Again, not true. According to the Queensland Maternity and Neonatal Clinical Guidelines, “Most women with one previous caesarean birth with no additional risk factors are candidates for planned vaginal birth after caesarean section (VBAC).”

According to the report, VBAC has a success rate of 60- 80% which is comparable to the vaginal birth rate in women who have never given birth before.

So having one caesarean does not necessarily mean you can never experience a vaginal delivery.

Now don’t get me wrong. I’m not here waving the caesarean-section flag hoping to sign up new recruits. It’s major surgery. And if you’re thinking of having a caesar simply because you are afraid of labour, I would encourage you to talk to your doctor or midwife about pain relief options and techniques for vaginal births. After all, why go through a major surgery if you don’t need to? That said, it’s none of my business what you decide.

So why have I had four c-sections? (I know you’re wondering …) My first caesarean was an emergency caesar when I was 41.5 weeks pregnant. After a two day long induction and a baby whose 38 cm head was now jammed in my pelvis – I was wheeled into the theatre to have her safely delivered. I planned to experience a vaginal birth with my second baby but when she was stillborn before her due date I opted to deliver her by caesarean rather than spend hours in labour which I felt would traumatise me further. That’s a deeply personal decision that only the mother of a stillborn baby can make. And after that, and because I was now deemed a high-risk patient with two c-section surgeries under my belt – I delivered my next two children via caesarean.

All I’m asking is that we change the way we talk about having caesarean-sections. We need to stop perpetuating myths that communicate an undertone that caesars are a horrible “last resort” and that women who have them are having a failed birth experience.

And while sharing stories is important we need to be mindful that one individual’s blow-by-blow experience is rarely if ever universal.

People can have wonderful caesarean experiences and horrible ones.

People can have wonderful vaginal births and traumatic ones.

People can have wonderful natural births and nightmarish ones.

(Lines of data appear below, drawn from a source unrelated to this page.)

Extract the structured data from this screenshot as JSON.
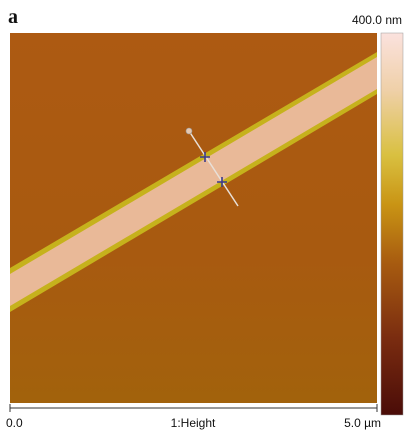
{
  "panel_label": "a",
  "colorbar": {
    "max_label": "400.0 nm"
  },
  "axis": {
    "start_label": "0.0",
    "channel_label": "1:Height",
    "end_label": "5.0 µm"
  }
}
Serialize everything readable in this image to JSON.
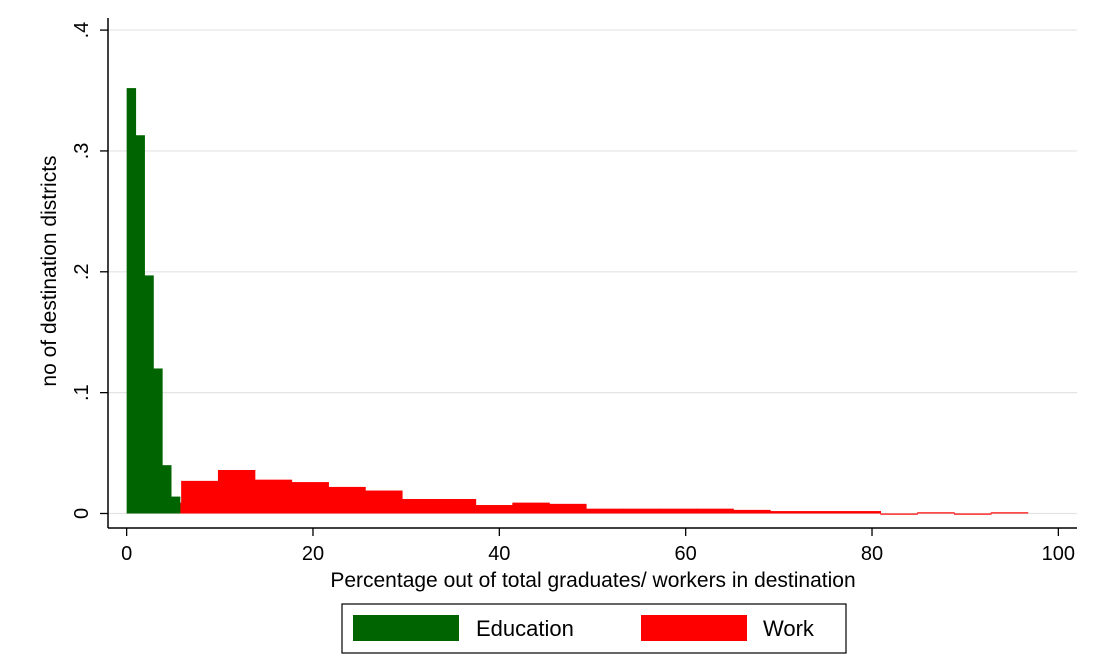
{
  "chart_data": {
    "type": "bar",
    "title": "",
    "xlabel": "Percentage out of total graduates/ workers in destination",
    "ylabel": "no of destination districts",
    "xlim": [
      -2,
      102
    ],
    "ylim": [
      -0.012,
      0.41
    ],
    "x_ticks": [
      0,
      20,
      40,
      60,
      80,
      100
    ],
    "x_tick_labels": [
      "0",
      "20",
      "40",
      "60",
      "80",
      "100"
    ],
    "y_ticks": [
      0,
      0.1,
      0.2,
      0.3,
      0.4
    ],
    "y_tick_labels": [
      "0",
      ".1",
      ".2",
      ".3",
      ".4"
    ],
    "grid": true,
    "legend_position": "bottom",
    "series": [
      {
        "name": "Education",
        "color": "#006400",
        "bin_width": 0.95,
        "bins": [
          [
            0.0,
            0.352
          ],
          [
            0.95,
            0.313
          ],
          [
            1.9,
            0.197
          ],
          [
            2.85,
            0.12
          ],
          [
            3.8,
            0.04
          ],
          [
            4.75,
            0.014
          ]
        ]
      },
      {
        "name": "Work",
        "color": "#ff0000",
        "bin_width": 3.95,
        "bins": [
          [
            1.9,
            0.009
          ],
          [
            5.85,
            0.027
          ],
          [
            9.8,
            0.036
          ],
          [
            13.75,
            0.028
          ],
          [
            17.7,
            0.026
          ],
          [
            21.65,
            0.022
          ],
          [
            25.6,
            0.019
          ],
          [
            29.55,
            0.012
          ],
          [
            33.5,
            0.012
          ],
          [
            37.45,
            0.007
          ],
          [
            41.4,
            0.009
          ],
          [
            45.35,
            0.008
          ],
          [
            49.3,
            0.004
          ],
          [
            53.25,
            0.004
          ],
          [
            57.2,
            0.004
          ],
          [
            61.15,
            0.004
          ],
          [
            65.1,
            0.003
          ],
          [
            69.05,
            0.002
          ],
          [
            73.0,
            0.002
          ],
          [
            76.95,
            0.002
          ],
          [
            80.9,
            -0.001
          ],
          [
            84.85,
            0.001
          ],
          [
            88.8,
            -0.001
          ],
          [
            92.75,
            0.001
          ]
        ]
      }
    ]
  }
}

People can love or hate the hospital. Their doctor. The midwives. The quality of the cake that is served at morning tea.

Spreading misinformation about caesareans just creates a climate of fear and a greater likelihood that a new mother will feel traumatised by what is a legitimate and can certainly be a positive way to bring a baby into the world.

Arm yourself with knowledge when you’re pregnant, understand that things may not go to plan and keep your eye firmly on the prize: safely delivering a new little person into the world.